Le ministère estonien de La Défense a quant à lui parlé de cinq soldats estoniens blessés.

Une cinquantaine de militaires estoniens assurent à Gao des missions de patrouille et de protection des installations de l'opération Barkhane, qui mobilise 4.500 Français au Sahel et dont la principale emprise militaire au Mali est située à Gao.

Deux civils maliens ont également été blessés dans l'attaque, selon l'état-major français.

A Bamako, une source sécuritaire malienne avait indiqué plus tôt à l'AFP que l'attaque avait fait "plusieurs blessés dans le camp malien qui se trouve à côté de la partie française du camp, dont deux enfants de moins de huit ans". L'explosion a "soufflé des portes et des fenêtres", selon cette source.

"Deux personnes étaient à bord du véhicule-suicide qui arborait les couleurs de la Minusma", a précisé mardi le porte-parole de l'état-major français, confirmant partiellement des informations de source sécuritaire malienne, selon lesquelles "il y avait au moins trois kamikazes dans le véhicule piégé" qui était "peint aux couleurs des véhicules de l'ONU".
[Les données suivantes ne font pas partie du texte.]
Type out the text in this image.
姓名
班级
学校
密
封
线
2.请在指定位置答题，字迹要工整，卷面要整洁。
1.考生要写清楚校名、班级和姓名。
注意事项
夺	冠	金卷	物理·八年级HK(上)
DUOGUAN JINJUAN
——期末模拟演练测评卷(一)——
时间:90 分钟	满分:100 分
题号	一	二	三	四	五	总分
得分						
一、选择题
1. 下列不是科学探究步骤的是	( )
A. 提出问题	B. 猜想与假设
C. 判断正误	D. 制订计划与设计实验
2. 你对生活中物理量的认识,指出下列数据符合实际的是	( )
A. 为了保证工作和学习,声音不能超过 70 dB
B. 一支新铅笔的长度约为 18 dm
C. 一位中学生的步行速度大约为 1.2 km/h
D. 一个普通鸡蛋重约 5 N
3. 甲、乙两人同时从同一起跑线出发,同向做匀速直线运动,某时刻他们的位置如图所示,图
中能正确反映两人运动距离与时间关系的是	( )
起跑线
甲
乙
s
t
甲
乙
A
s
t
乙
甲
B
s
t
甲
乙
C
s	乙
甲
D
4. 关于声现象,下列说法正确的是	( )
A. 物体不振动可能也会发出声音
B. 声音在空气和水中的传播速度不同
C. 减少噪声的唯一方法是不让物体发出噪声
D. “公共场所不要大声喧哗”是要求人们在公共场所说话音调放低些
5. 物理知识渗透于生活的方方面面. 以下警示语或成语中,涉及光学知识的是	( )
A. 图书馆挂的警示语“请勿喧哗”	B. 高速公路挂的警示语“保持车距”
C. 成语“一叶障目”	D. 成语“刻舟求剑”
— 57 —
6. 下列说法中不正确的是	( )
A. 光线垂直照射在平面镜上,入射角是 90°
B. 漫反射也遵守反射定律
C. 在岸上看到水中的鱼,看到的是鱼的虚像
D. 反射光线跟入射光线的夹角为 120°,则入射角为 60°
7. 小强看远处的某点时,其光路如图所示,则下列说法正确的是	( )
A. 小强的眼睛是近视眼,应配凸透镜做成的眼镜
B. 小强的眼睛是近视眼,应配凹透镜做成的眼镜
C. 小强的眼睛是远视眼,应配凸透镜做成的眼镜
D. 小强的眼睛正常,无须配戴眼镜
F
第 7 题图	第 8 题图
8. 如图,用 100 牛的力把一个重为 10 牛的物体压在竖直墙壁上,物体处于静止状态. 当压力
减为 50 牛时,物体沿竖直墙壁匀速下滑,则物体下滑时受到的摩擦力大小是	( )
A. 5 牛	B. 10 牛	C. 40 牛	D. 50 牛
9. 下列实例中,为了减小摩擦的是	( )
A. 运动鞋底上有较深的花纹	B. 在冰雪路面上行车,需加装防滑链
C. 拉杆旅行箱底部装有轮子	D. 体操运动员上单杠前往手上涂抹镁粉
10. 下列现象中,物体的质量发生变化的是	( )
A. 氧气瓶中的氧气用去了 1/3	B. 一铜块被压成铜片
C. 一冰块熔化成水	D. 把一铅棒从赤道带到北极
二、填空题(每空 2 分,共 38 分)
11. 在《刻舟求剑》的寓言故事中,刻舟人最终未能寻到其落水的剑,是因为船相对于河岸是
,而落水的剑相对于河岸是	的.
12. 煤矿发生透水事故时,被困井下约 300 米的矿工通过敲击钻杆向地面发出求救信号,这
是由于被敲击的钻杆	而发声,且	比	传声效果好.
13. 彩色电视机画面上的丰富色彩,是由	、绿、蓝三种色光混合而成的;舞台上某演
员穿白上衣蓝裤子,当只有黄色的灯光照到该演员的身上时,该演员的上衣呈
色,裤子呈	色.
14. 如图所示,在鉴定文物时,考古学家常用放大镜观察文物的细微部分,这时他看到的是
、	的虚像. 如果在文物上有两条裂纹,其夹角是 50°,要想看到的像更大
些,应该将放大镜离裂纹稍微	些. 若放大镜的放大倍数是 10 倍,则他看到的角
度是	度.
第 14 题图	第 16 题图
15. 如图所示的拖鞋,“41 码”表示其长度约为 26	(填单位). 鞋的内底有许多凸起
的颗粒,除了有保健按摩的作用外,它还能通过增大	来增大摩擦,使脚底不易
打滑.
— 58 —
L'un des assaillants, vêtu d'un uniforme rappelant celui des forces armées maliennes, "a été neutralisé par les gardes après être sorti du véhicule armé et faisant des gestes agressifs", selon le colonel Barbry. Le second individu est mort dans l'explosion de la voiture piégée.

Selon l'état-major français, le véhicule s'est d'abord présenté à l'entrée du camp des FAMa, devant lequel se trouvait une longue file de voitures. Les attaquants se sont alors rabattus sur la porte principale de la base côté français.

Il y a un an, en juillet 2018, des soldats français de Barkhane en patrouille avaient été visés à Gao par une attaque à la voiture piégée, qui avait fait quatre morts et une vingtaine de blessés civils.

En avril 2018, des jihadistes avaient tenté de prendre le contrôle du "Super Camp" de l'ONU et de la force française Barkhane à Tombouctou, dans le nord du Mali: un Casque bleu avait été tué et sept militaires français blessés lors d'un assaut d'environ quatre heures.

Le nord du Mali était tombé en 2012 sous la coupe de groupes jihadistes, en grande partie dispersés par une intervention militaire lancée en janvier 2013 à l'initiative de la France, qui se poursuit avec Barkhane. Mais des zones entières échappent toujours au contrôle des forces maliennes, françaises et de l'ONU.